I will not keep you in suspense. We should keep IBM’s stock price declining for five years. . .
The reasoning is simple: if you are going to be a net buyer of stocks in the future either directly with your own money or indirectly (through the ownership of a company that repurchases shares), you are at a loss when the stock rises. You benefit when stocks are confused. Emotions, however, often complicate matters: most people, including future net buyers, feel comfortable looking at stock prices in advance. . .
Ultimately, the success of our IBM investment will be determined primarily by its future earnings. But an important secondary factor would be how many shares a company can buy in this activity.
In that last paragraph, Buffett died. The success of the IBM investment was largely determined by its future earnings. They stink. Between 2011 and 2018, IBM’s net income increased from $ 15.9bn to $ 8.7bn. IBM’s business has not been seen as sticky. And it’s fair to say how much it had to do with the decision to give preference to buybacks over investment in this business.
And what does HP do with its profits? Well, in the last two fiscal years, it has bought back নিজস্ব 9.3 billion of its own shares, more than one-fifth of its current market cap.

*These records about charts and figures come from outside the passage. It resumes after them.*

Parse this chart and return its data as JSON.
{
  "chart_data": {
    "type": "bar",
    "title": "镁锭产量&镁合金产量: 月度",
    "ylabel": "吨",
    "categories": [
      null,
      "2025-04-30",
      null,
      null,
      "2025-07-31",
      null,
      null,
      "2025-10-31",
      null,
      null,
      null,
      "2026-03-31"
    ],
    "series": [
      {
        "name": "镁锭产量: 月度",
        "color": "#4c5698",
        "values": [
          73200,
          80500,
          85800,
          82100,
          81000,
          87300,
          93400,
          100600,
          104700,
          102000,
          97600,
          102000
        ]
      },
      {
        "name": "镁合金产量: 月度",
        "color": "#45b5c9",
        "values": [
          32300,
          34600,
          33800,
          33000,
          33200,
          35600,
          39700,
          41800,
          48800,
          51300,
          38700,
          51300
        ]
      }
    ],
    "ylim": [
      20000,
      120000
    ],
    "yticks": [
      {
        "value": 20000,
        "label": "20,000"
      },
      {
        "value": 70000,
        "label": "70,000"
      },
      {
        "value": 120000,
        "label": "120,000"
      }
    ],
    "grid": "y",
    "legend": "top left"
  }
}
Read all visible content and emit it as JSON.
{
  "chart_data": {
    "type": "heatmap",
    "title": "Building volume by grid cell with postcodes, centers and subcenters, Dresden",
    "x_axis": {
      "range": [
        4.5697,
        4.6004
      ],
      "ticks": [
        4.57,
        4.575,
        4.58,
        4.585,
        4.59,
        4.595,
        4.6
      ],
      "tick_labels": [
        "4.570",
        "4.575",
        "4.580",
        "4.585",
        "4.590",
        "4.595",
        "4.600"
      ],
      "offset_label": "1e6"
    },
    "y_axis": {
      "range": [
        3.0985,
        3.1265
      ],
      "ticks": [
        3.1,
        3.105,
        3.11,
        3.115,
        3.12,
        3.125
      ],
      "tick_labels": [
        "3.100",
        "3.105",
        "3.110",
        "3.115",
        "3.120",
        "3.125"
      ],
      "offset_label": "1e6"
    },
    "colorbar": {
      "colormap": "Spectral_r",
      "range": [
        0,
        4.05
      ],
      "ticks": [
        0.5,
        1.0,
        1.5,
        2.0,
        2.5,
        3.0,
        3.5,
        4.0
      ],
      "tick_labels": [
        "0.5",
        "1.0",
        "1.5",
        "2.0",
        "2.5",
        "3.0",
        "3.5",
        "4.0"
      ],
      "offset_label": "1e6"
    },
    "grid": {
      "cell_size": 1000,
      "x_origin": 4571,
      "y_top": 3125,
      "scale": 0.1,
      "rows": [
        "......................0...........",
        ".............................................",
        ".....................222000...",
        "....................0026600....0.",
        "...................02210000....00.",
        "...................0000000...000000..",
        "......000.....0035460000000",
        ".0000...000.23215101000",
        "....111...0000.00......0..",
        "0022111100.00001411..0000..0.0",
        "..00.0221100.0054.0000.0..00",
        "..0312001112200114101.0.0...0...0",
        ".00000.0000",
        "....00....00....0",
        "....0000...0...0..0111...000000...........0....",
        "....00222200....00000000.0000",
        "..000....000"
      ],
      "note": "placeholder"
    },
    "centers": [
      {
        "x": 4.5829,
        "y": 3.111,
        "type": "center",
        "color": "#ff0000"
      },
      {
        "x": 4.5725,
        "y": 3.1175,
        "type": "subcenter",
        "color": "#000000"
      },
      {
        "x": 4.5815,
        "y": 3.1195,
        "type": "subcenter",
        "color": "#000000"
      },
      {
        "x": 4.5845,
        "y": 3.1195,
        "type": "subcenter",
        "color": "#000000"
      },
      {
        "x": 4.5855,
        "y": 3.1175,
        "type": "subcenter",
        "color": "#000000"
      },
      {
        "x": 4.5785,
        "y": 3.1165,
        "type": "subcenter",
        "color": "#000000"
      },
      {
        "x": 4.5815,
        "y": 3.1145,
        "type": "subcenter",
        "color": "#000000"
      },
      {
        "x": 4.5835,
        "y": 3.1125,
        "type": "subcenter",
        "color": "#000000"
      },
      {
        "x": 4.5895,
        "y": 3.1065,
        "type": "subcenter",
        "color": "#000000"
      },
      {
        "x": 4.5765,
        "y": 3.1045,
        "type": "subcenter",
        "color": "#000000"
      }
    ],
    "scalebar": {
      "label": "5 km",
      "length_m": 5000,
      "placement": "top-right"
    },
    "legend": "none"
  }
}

Buffett follows IBM’s argument that if it continues, Berkshire will be HP’s sole shareholder by 2027, and soon if its share price rises.
As a quality person, I see the appeal of IBM. Berkshire bought the company at about eight cheap forward price / earnings ratios, and it grew revenue by 12 percent last year. This is a rare combination. But parallel to IBM – the so-called sticky last generation technology, buyback instead of investment – is volatile.
A good read
Black Lives Matter has bought a very expensive house. Great reporting from Shawn Campbell.